With my former co-worker and buddy Bart Yasso, at the finish of the 2011 Big Sur Marathon.

Drink a lot

Every runner’s hydration needs are different based on a calculus of heat, humidity, fitness, exertion, acclimation, altitude, how much wine you drank last night (ahem), and most importantly—individual sweat rate. You know if you sweat a lot. You know if your sweat is salty (because it stings your eyes and stains your clothing). Hydrate, people!

Bonus note: This is where your NUUN tablets come in so handy—easy to pack, they make your water taste better without adding a ton of calories AND they have those crucial electrolytes you lose through sweat.

Give yourself grace

If you are running (or walking!) on your spring break, you are an awesome BA mother runner modeling exemplary behavior. Pat yourself on the back. Have a pastry.

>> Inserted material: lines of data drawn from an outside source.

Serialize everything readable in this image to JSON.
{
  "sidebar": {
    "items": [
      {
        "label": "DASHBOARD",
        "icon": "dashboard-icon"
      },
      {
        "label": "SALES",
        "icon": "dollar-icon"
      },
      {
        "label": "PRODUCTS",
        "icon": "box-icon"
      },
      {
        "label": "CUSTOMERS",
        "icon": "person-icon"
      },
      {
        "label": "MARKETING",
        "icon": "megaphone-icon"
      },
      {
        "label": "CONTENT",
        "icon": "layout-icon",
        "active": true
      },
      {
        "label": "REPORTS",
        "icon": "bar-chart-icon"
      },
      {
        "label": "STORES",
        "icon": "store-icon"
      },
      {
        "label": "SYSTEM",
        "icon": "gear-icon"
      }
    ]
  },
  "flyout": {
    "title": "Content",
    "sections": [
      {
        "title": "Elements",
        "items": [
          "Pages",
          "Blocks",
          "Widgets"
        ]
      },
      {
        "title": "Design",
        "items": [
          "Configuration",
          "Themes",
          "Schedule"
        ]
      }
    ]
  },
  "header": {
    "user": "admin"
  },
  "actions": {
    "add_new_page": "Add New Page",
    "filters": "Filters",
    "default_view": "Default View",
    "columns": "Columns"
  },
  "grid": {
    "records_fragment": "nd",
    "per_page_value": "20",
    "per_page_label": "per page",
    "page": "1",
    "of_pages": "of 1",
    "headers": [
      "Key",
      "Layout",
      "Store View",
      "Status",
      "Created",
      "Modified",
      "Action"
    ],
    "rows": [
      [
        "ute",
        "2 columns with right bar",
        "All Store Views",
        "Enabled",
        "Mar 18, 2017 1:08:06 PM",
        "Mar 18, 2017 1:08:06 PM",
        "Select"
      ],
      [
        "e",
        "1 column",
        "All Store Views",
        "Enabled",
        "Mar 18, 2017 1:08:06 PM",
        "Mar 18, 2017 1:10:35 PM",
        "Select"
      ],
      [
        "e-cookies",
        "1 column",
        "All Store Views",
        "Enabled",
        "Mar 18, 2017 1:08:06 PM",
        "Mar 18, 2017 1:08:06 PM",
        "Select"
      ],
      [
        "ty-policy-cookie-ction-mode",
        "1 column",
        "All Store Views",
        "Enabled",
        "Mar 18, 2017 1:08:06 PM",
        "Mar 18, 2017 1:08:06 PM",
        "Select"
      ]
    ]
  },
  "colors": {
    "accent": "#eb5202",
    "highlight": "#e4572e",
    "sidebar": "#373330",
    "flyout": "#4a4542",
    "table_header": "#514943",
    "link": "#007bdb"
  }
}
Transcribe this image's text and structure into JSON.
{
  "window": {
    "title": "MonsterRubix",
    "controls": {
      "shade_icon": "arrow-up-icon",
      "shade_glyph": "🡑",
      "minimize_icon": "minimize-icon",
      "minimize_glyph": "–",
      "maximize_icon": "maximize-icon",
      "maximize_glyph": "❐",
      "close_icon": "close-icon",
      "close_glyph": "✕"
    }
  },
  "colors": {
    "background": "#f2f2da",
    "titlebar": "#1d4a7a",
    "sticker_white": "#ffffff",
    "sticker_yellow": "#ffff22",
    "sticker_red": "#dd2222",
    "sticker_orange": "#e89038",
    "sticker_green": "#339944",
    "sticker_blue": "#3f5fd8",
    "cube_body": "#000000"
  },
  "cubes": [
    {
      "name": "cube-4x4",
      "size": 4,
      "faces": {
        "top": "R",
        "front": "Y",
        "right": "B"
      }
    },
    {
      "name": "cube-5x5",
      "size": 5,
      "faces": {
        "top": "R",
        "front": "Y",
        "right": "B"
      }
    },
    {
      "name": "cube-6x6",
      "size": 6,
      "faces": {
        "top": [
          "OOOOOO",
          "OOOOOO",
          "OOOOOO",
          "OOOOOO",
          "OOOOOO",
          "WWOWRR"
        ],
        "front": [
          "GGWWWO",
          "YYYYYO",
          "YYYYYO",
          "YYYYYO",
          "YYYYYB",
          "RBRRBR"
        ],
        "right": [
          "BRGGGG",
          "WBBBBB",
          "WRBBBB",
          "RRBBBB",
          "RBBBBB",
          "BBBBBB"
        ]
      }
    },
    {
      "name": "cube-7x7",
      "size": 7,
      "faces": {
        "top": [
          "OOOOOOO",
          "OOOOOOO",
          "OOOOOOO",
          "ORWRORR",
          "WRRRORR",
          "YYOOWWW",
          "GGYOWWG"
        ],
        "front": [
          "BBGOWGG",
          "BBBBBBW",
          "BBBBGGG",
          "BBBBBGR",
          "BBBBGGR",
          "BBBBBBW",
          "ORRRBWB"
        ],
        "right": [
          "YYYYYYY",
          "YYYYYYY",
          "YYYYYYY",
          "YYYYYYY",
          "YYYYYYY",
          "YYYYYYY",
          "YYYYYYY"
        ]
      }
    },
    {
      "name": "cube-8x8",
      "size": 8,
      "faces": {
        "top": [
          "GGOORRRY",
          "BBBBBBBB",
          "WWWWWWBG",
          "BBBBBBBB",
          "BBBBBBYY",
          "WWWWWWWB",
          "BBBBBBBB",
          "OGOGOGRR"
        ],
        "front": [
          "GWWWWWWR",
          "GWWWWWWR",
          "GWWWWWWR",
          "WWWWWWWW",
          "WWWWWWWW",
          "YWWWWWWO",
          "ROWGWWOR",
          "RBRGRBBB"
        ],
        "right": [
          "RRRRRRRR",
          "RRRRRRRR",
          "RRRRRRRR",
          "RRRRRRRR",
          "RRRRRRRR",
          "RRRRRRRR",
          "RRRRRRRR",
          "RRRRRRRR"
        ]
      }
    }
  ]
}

“But I have a goal race after my break!” you wail.

One spring break many years ago (2002) a month before a goal marathon, I was on a camping safari in Botswana (yes, bragging!). It wasn’t safe to run off the camp site—because ELEPHANTS! LIONS!—so I had to do loops around our tents.

Yes, I felt ridiculous. Yes, I couldn’t do more than 20 minutes at a time. But also yes, I finished the marathon in a respectable enough time. AND I’d been in BOTSWANA. So there.

(Last April, I took my daughter on a hiking safari in Kruger National Park AND ran the very warm Two Oceans 56K Marathon, neatly combining all the themes here for the coolest Spring Break ever! [This year we're staying home.])

South African elephant, spring break 2017. I'm just showing off.

Wear sunblock

You got this, right? You’re a mother! I’ll just add that a few of the Boston marathons I ran were not technically all that warm—though 66 degrees in the sun for an unacclimated white girl like me is too hot—I always came home a little fried, even with sunscreen.

Beware of altitude

If your spring break plans include exertion at altitude—hello, Dimity!—you need to heed all of this advice plus add salt.

Lauren Antonucci, a certified sports dietician, owner of Nutrition Energy and nutrition consultant for the New York City Marathon, says altitude will kick your butt. You will feel more tired (oh great). You will need a ton more fluid. Your hydration plan needs to include sodium; she recommends up to 750 grams per 32 ounces of fluids. Most sports drinks and gels don’t include nearly that much. Simply add some salt to whatever your drinking. 

Don’t run on sand

But wait, it’s so pretty at the beach! Didn’t I just tell you to soak up the scenery?

Yes, but sand is soft, which strains your calf muscles and Achilles tendons in ways you’re probably not used to. The beach is most likely slanted, which throws your whole kinetic chain out of balance. And if you insist on running barefoot, you know you’re going to end up with blisters under the ball of your foot, right?

Okay, okay, it’s the beach. Stubborn runner.

Just do me this favor: Run an out-and-back, so at least your kinetic chain is thrown out of whack this way AND that way. Try to run on sand that is firm and as level as possible. WALK. The better to soak up the scenery, right?

Spring break! Lucky you!

Anything I missed? How do you adjust from the March cold to the spring break warm?